Pergamino has a humid subtropical climate (Köppen climate classification Cfa) with hot, humid summers and mild to cool winters. The highest temperature recorded was 41.9 °C on January 9, 2012 while the lowest temperature recorded was -10.8 °C on June 14, 1967.

Climate data for Pergamino (1961–1990, extremes 1967–present)

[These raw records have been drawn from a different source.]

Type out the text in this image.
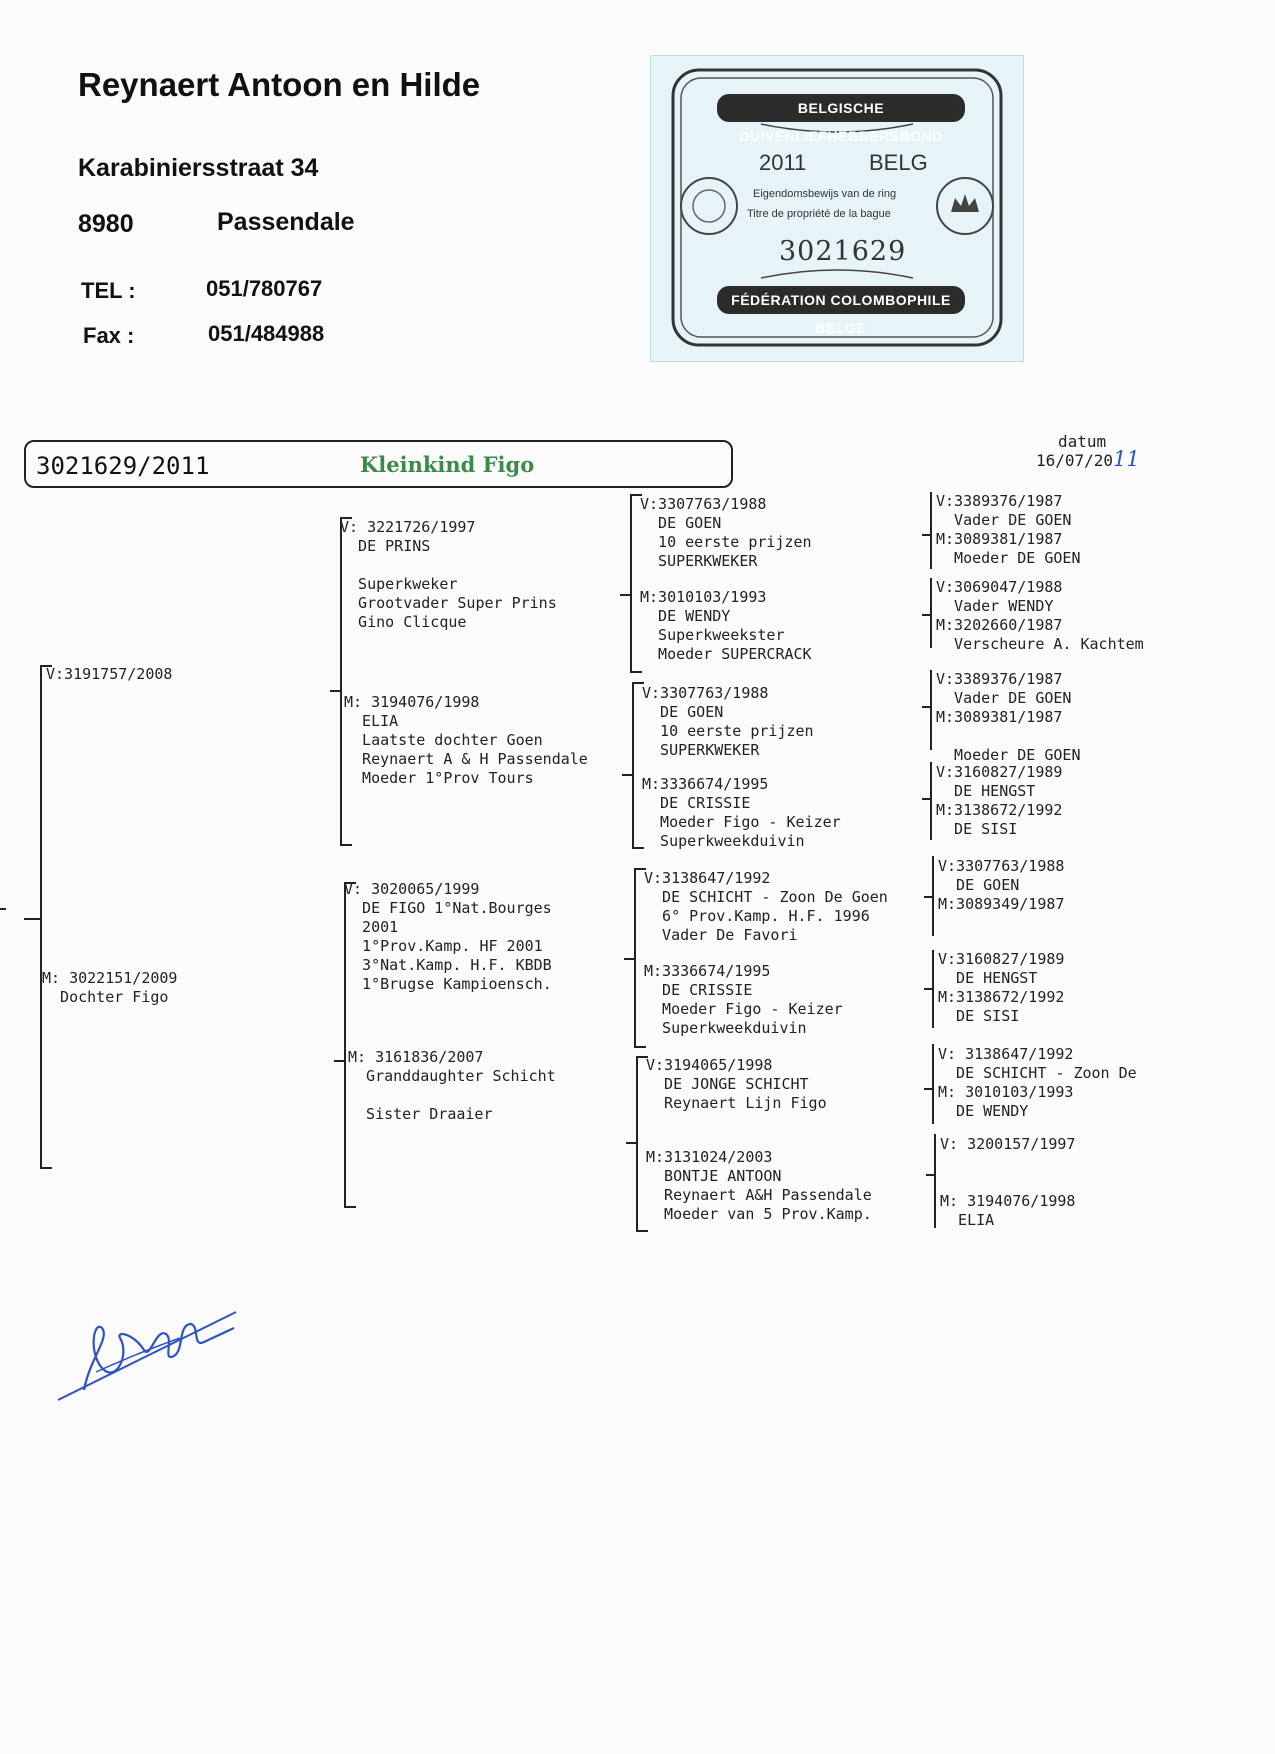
Reynaert Antoon en Hilde
Karabiniersstraat 34
8980	Passendale
TEL :	051/780767
Fax :	051/484988
BELGISCHE DUIVENLIEFHEBBERSBOND
2011	BELG
Eigendomsbewijs van de ring
Titre de propriété de la bague
3021629
FÉDÉRATION COLOMBOPHILE BELGE
3021629/2011	Kleinkind Figo
datum
16/07/2011
V:3191757/2008
M: 3022151/2009
Dochter Figo
V: 3221726/1997
DE PRINS

Superkweker
Grootvader Super Prins
Gino Clicque
M: 3194076/1998
ELIA
Laatste dochter Goen
Reynaert A & H Passendale
Moeder 1°Prov Tours
V: 3020065/1999
DE FIGO 1°Nat.Bourges
2001
1°Prov.Kamp. HF 2001
3°Nat.Kamp. H.F. KBDB
1°Brugse Kampioensch.
M: 3161836/2007
Granddaughter Schicht

Sister Draaier
V:3307763/1988
DE GOEN
10 eerste prijzen
SUPERKWEKER
M:3010103/1993
DE WENDY
Superkweekster
Moeder SUPERCRACK
V:3307763/1988
DE GOEN
10 eerste prijzen
SUPERKWEKER
M:3336674/1995
DE CRISSIE
Moeder Figo - Keizer
Superkweekduivin
V:3138647/1992
DE SCHICHT - Zoon De Goen
6° Prov.Kamp. H.F. 1996
Vader De Favori
M:3336674/1995
DE CRISSIE
Moeder Figo - Keizer
Superkweekduivin
V:3194065/1998
DE JONGE SCHICHT
Reynaert Lijn Figo
M:3131024/2003
BONTJE ANTOON
Reynaert A&H Passendale
Moeder van 5 Prov.Kamp.
V:3389376/1987
Vader DE GOEN
M:3089381/1987
Moeder DE GOEN
V:3069047/1988
Vader WENDY
M:3202660/1987
Verscheure A. Kachtem
V:3389376/1987
Vader DE GOEN
M:3089381/1987

Moeder DE GOEN
V:3160827/1989
DE HENGST
M:3138672/1992
DE SISI
V:3307763/1988
DE GOEN
M:3089349/1987
V:3160827/1989
DE HENGST
M:3138672/1992
DE SISI
V: 3138647/1992
DE SCHICHT - Zoon De
M: 3010103/1993
DE WENDY
V: 3200157/1997

M: 3194076/1998
ELIA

| Month | Jan | Feb | Mar | Apr | May | Jun | Jul | Aug | Sep | Oct | Nov | Dec | Year |
| Record high °C (°F) | 41.9 (107.4) | 39.3 (102.7) | 35.9 (96.6) | 34.8 (94.6) | 32.0 (89.6) | 27.8 (82.0) | 31.3 (88.3) | 35.2 (95.4) | 36.5 (97.7) | 37.5 (99.5) | 39.0 (102.2) | 40.3 (104.5) | 41.9 (107.4) |
| Mean daily maximum °C (°F) | 30.5 (86.9) | 29.1 (84.4) | 26.5 (79.7) | 23.1 (73.6) | 19.6 (67.3) | 15.6 (60.1) | 15.5 (59.9) | 17.4 (63.3) | 19.8 (67.6) | 22.4 (72.3) | 25.7 (78.3) | 29.2 (84.6) | 22.9 (73.2) |
| Daily mean °C (°F) | 23.8 (74.8) | 22.4 (72.3) | 19.9 (67.8) | 16.4 (61.5) | 13.1 (55.6) | 9.3 (48.7) | 9.8 (49.6) | 11.0 (51.8) | 13.5 (56.3) | 16.2 (61.2) | 19.4 (66.9) | 22.5 (72.5) | 16.4 (61.5) |
| Mean daily minimum °C (°F) | 16.7 (62.1) | 16.0 (60.8) | 14.0 (57.2) | 10.6 (51.1) | 7.6 (45.7) | 4.4 (39.9) | 4.8 (40.6) | 5.1 (41.2) | 6.8 (44.2) | 10.0 (50.0) | 12.8 (55.0) | 15.5 (59.9) | 10.4 (50.7) |
| Record low °C (°F) | 5.0 (41.0) | 4.0 (39.2) | 2.3 (36.1) | −1.8 (28.8) | −6.0 (21.2) | −10.8 (12.6) | −8.5 (16.7) | −6.5 (20.3) | −4.5 (23.9) | −2.5 (27.5) | 2.0 (35.6) | 2.7 (36.9) | −10.8 (12.6) |
| Average precipitation mm (inches) | 113.9 (4.48) | 118.8 (4.68) | 142.8 (5.62) | 71.8 (2.83) | 47.0 (1.85) | 30.8 (1.21) | 40.7 (1.60) | 39.3 (1.55) | 58.1 (2.29) | 120.1 (4.73) | 95.7 (3.77) | 93.2 (3.67) | 972.2 (38.28) |
| Average precipitation days (≥ 0.1 mm) | 8 | 8 | 8 | 6 | 6 | 5 | 5 | 5 | 5 | 9 | 8 | 8 | 81 |
| Average relative humidity (%) | 65 | 71 | 76 | 78 | 80 | 81 | 82 | 76 | 71 | 73 | 69 | 65 | 74 |
| Mean monthly sunshine hours | 291.4 | 248.6 | 238.7 | 204.0 | 182.9 | 150.0 | 164.3 | 201.5 | 213.0 | 232.5 | 270.0 | 285.2 | 2,682.1 |
| Percentage possible sunshine | 67 | 66 | 62 | 59 | 54 | 48 | 52 | 58 | 60 | 58 | 63 | 62 | 59 |
Source 1: NOAA, Oficina de Riesgo Agropecuario (record highs and lows)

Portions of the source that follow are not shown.